Kandidiasis sistitis diobati dengan memberikan nistatin lokal atau amfoterisin B
melalui pencucian kandung kemih (bladder lavage), sedangkan kandidiasis
pielonefritisdiobati dengan amfoterisin B atau 5-flusitosin secara intravena.
Pencegahan kandidiasis
Penderita dengan gangguan sistem imun yang mendapatkan pengobatan
antibiotika jangka panjang sebaiknya diberi juga obat antijamur. Bayi baru lahir
hendaknya diamati kemungkinan terinfeksi kandidiasis dari ibu yang
melahirkannya.
Memperbaiki sanitasi perorangan dan lingkungan dapat membantu
mencegah penyebaran kandidiasis.
5. KRIPTOKOKOSIS
Cryptococcus neoformans
Ragi yang banyak ditemukan di tanah dan di dalam tinja kering burung
merpati ini pada pemeriksaan mikroskopis memiliki kapsul yang besar. Pada
medium Agar Glukose Sabouraud tumbuh koloni ragi yang berwarna kuning tua
yang tumbuh capat pada temperatur 370C.
Penyebaran kriptokokosis
Pada manusia infeksi terjadi melalui saluran napas yang dapat
menyembuh dengan sendirinya (self limiting infection). Penderita imunodefisiensi
seluler, misalnya penderita kanker darah, penderita penyakit Hodgkin, penderita
HIV atau penderita yang sedang menjalani terapi jangka panjang dengan
kortikosteroid, yang terinfeksi C.neoforman akan mengalami kelainan paru yang
progresif dan kemudian menyebar dan menimbulkan gangguan sistemik.

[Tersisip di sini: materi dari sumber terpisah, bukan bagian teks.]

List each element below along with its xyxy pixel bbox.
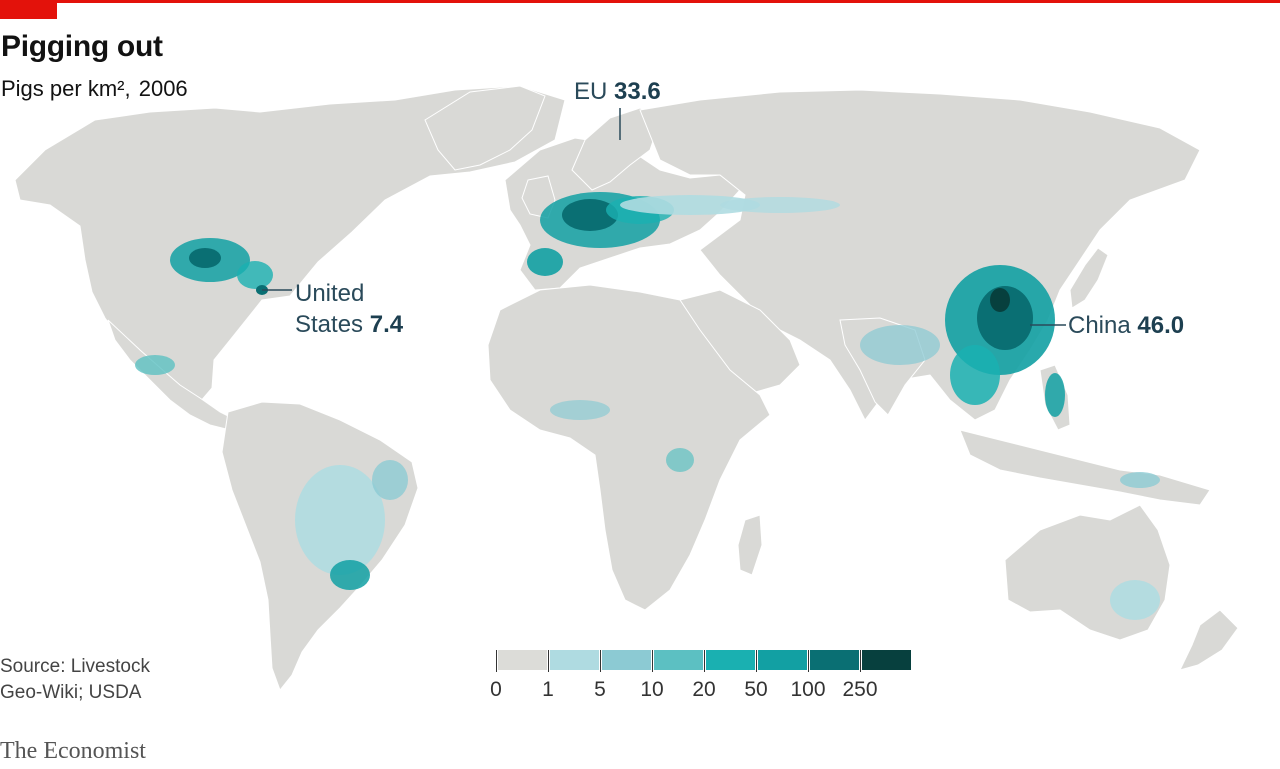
subtitle-units: Pigs per km², [1, 76, 131, 101]
color-legend: 0 1 5 10 20 50 100 250 [490, 650, 911, 710]
legend-tick-label: 0 [490, 678, 502, 701]
legend-tick [860, 650, 861, 672]
chart-subtitle: Pigs per km², 2006 [1, 76, 188, 102]
legend-swatch [862, 650, 911, 670]
legend-swatch [602, 650, 651, 670]
china-label: China [1068, 312, 1131, 339]
legend-tick-label: 1 [542, 678, 554, 701]
legend-tick-label: 50 [744, 678, 768, 701]
us-label-line2: States [295, 311, 364, 338]
top-rule [0, 0, 1280, 3]
madagascar-landmass [737, 514, 763, 576]
source-line-2: Geo-Wiki; USDA [0, 682, 142, 703]
density-patches [135, 192, 1160, 620]
us-annotation: United States 7.4 [295, 278, 403, 340]
legend-tick [756, 650, 757, 672]
us-label-line2-wrap: States 7.4 [295, 309, 403, 340]
southeast-asia-islands [959, 429, 1211, 506]
eu-value: 33.6 [614, 78, 661, 105]
australia-landmass [1004, 504, 1171, 641]
japan-landmass [1069, 247, 1109, 309]
north-america-landmass [14, 85, 566, 403]
legend-tick [808, 650, 809, 672]
africa-landmass [487, 284, 771, 611]
us-value: 7.4 [369, 311, 404, 338]
chart-title: Pigging out [1, 30, 163, 63]
legend-tick [496, 650, 497, 672]
legend-tick-label: 10 [640, 678, 664, 701]
legend-tick [548, 650, 549, 672]
legend-swatch [498, 650, 547, 670]
eu-label: EU [574, 78, 608, 105]
legend-swatch [654, 650, 703, 670]
brand-tag [0, 0, 57, 19]
source-note: Source: Livestock Geo-Wiki; USDA [0, 654, 150, 706]
legend-tick-label: 5 [594, 678, 606, 701]
brand-wordmark: The Economist [0, 738, 146, 764]
legend-tick-label: 250 [842, 678, 878, 701]
subtitle-year: 2006 [138, 76, 188, 101]
new-zealand-landmass [1179, 609, 1239, 671]
legend-swatch [706, 650, 755, 670]
legend-swatch [810, 650, 859, 670]
china-value: 46.0 [1137, 312, 1185, 339]
china-annotation: China 46.0 [1068, 312, 1184, 340]
legend-swatch [550, 650, 599, 670]
source-line-1: Source: Livestock [0, 656, 150, 677]
legend-tick [652, 650, 653, 672]
legend-tick-label: 100 [790, 678, 826, 701]
legend-tick [600, 650, 601, 672]
us-label-line1: United [295, 280, 365, 307]
asia-landmass [639, 89, 1201, 421]
legend-tick [704, 650, 705, 672]
legend-tick-label: 20 [692, 678, 716, 701]
eu-annotation: EU 33.6 [574, 78, 661, 106]
legend-swatch [758, 650, 807, 670]
greenland-landmass [424, 85, 546, 171]
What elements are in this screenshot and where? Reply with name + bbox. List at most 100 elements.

Sesudah itu kelainan sistem saraf pusat dapat terjadi menimbulkan gejala
meningitis subakut atau kronis.
Diagnosis kriptokokosis
Pada pemeriksaan cairan serebrospinal menggunakan tinta India akan
tampak bentuk ragi yang berkapsul besar. Biakan pada Agar Glukose Sabouraud
yang dieramkan pada suhu 370C akan tumbuh koloni berwarna kuning tua.
Pada Uji Aglutinasi Latex terhadap cairan serebrospinal dan darah dapat
ditunjukkan adanya antigen kriptokokus.